In this last print, they ought to bail out depositors to ensure the global network of ATM’s keeps working, but only after all investors holding bank Contingent convertibles, subordinated debt, or shares have been bailed in. We have to ensure that this last print becomes, and is perceived by everybody, the last fiat money major debasement.
So, yes, we will have to print again and it is up the members of the FOMC’s to decide if they are to engage in indefinite endless printing, bailing out the economy and markets for as long as they can, or save the printing presses for one last and final print. It will be a large print.

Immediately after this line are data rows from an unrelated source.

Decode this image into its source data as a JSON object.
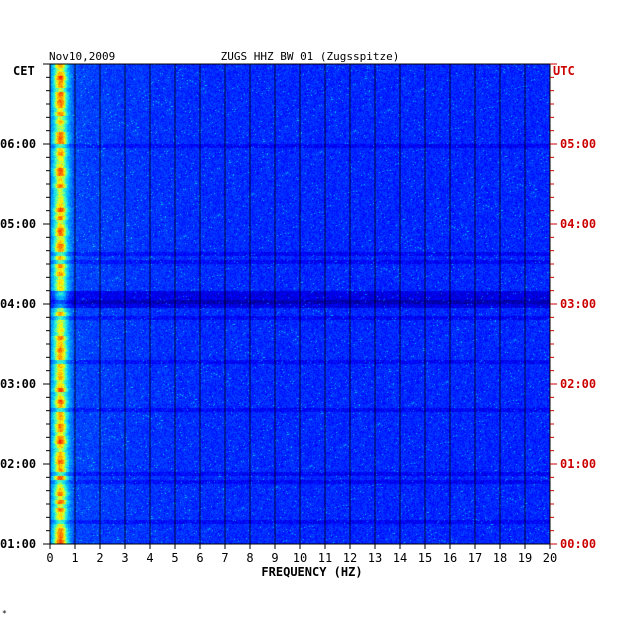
{
  "chart_data": {
    "type": "heatmap",
    "date": "Nov10,2009",
    "title": "ZUGS HHZ BW 01 (Zugsspitze)",
    "left_timezone": "CET",
    "right_timezone": "UTC",
    "xlabel": "FREQUENCY (HZ)",
    "xlim": [
      0,
      20
    ],
    "x_ticks": [
      "0",
      "1",
      "2",
      "3",
      "4",
      "5",
      "6",
      "7",
      "8",
      "9",
      "10",
      "11",
      "12",
      "13",
      "14",
      "15",
      "16",
      "17",
      "18",
      "19",
      "20"
    ],
    "left_time_ticks": [
      "01:00",
      "02:00",
      "03:00",
      "04:00",
      "05:00",
      "06:00"
    ],
    "right_time_ticks": [
      "00:00",
      "01:00",
      "02:00",
      "03:00",
      "04:00",
      "05:00"
    ],
    "time_range_cet": [
      "01:00",
      "07:00"
    ],
    "colormap": [
      "#00008b",
      "#0000ff",
      "#0060ff",
      "#00c0ff",
      "#40ffc0",
      "#ffff00",
      "#ff8000",
      "#ff0000"
    ],
    "left_axis_color": "#000000",
    "right_axis_color": "#cc0000",
    "footnote": "*"
  }
}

Let’s sum it all up. In order to achieve a clean start to a new era, we have to make sure that:
- Leverage disappears in a massive, default driven, balance sheet clean up. No balance sheet problems should be left for the future. We have to get rid of massive indebtedness for real. Or else, we will be printing again in a couple of months.
- Investors ought to receive a lesson on risk evaluation -and moral hazard is to be avoided for that.
- They should print and spend the minimum amount of money that is needed to ensure the financial system continues to work for ordinary cash related transactions. No inequality widening once again: the rich should be left on their own. We must save depositors, not investors or bank owners.
- From then on, we should anchor our fiat currencies to gross output, establishing strict limits on credit, M2 or M1 levels that will be kept anchored against gross output. We do not have to fight inflation, we have to fight credit growth and monetary debasement, and deflationary or inflationary episodes will be mild enough to take care of themselves.
Remember to emphasize the return of your money over the return on your money. Remember, debts have to be cleaned up, and defaults will be pervasive. Remember those fallen angels will affect lower grade bonds, that ERP’s will be impacted, that profit growth is already scant, and do not forget that the financial collapse will push profits down. Currency-wise stick to the best fundamentals available. Good luck with your banks, none of them is 100% safe. Do not average down on anything you hold, and beware false dawns, unless they print at the Fed.
It ain’t over till it’s over. And this is just the “beginning of the end” of easy money and rigged pricing. Hold tight because, with lots of new printing, or just one more, this is going to be one hell of a ride. Those guys at Zero Hedge are good (see chart underneath). I just wish they weren’t so goddamn biased. I like to see both sides of the trade even if I despise Central Bankers every bit as much as they do. Their chart underneath makes sense. It is a realistic target down the road. I am a firm believer in credit spreads, as a leading indicator for future equity pricing. And credit spreads are just not going to recover significantly before this is over and done with.